How do you use the mean value theorem to find roots?

Question

Scarlett Allison · Accepted Answer

I don't believe the Mean Value Theorem can be used to find roots.  The mean value theorem tells us that under certain conditions,
 (namely, #f# continuous on #[a,b]# and differentiable on #(a,b)#)
 there is a value in a specific interval (namely #(a,b)# ) that solves a certain equation. 
 (#f'(x)=(f(b)-f (a))/(b-a)#) The theorem gives no information on how to find a solution.

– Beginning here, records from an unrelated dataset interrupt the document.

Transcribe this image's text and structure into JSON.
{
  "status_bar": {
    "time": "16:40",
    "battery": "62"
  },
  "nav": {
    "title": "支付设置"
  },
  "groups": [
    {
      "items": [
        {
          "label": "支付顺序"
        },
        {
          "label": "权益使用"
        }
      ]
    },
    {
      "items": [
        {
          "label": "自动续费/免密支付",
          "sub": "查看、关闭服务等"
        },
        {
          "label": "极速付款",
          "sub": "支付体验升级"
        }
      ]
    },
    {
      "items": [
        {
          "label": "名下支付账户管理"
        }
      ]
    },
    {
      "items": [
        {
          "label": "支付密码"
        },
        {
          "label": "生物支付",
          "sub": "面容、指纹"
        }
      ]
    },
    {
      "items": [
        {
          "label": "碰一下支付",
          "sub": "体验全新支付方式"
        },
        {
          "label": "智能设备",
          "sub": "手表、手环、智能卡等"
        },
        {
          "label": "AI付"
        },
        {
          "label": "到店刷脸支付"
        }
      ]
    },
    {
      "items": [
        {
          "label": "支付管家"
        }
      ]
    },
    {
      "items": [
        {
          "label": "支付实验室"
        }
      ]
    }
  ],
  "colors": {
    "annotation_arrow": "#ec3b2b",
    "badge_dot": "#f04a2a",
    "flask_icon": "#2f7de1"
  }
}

It only asserts that a solution to a particular equation exists.

Axel Alvarez · Answer

undefined To use the Mean Value Theorem to find roots, follow these steps:

1. Identify the function $ f(x) $ for which you want to find the roots.
2. Choose an interval $[a, b]$ such that $ f(a) $ and $ f(b) $ have opposite signs.
3. Apply the Mean Value Theorem, which states that if a function $ f $ is continuous on the closed interval $[a, b]$ and differentiable on the open interval $(a, b)$, then there exists a point $ c $ in $(a, b)$ such that $ f'(c) = \frac{f(b) - f(a)}{b - a} $.
4. Set $ f(c) = 0 $ and solve for $ c $, which represents a root of the function $ f(x) $ within the interval $[a, b]$.

This method helps find a point within the given interval where the function crosses the x-axis, indicating a root.

Adam Adkins · Answer

undefined The Mean Value Theorem states that if a function $ f(x) $ is continuous on the closed interval $[a, b]$ and differentiable on the open interval $(a, b)$, then there exists at least one number $ c $ in the interval $(a, b)$ such that $ f'(c) = \frac{{f(b) - f(a)}}{{b - a}} $.

To use the Mean Value Theorem to find roots, follow these steps:

1. Choose a function $ f(x) $ with the desired root.
2. Determine the interval $[a, b]$ where you suspect the root might lie.
3. Evaluate $ f(a) $ and $ f(b) $ to find the values of the function at the endpoints of the interval.
4. Calculate the average rate of change of the function over the interval using the formula $ \frac{{f(b) - f(a)}}{{b - a}} $.
5. Find $ c $ such that $ f'(c) $ equals the average rate of change calculated in step 4.
6. If $ f(c) = 0 $, then $ c $ is a root of the function.

This process relies on the Intermediate Value Theorem, which guarantees the existence of a root for a continuous function that changes sign over an interval. By applying the Mean Value Theorem, we can narrow down the location of the root within that interval.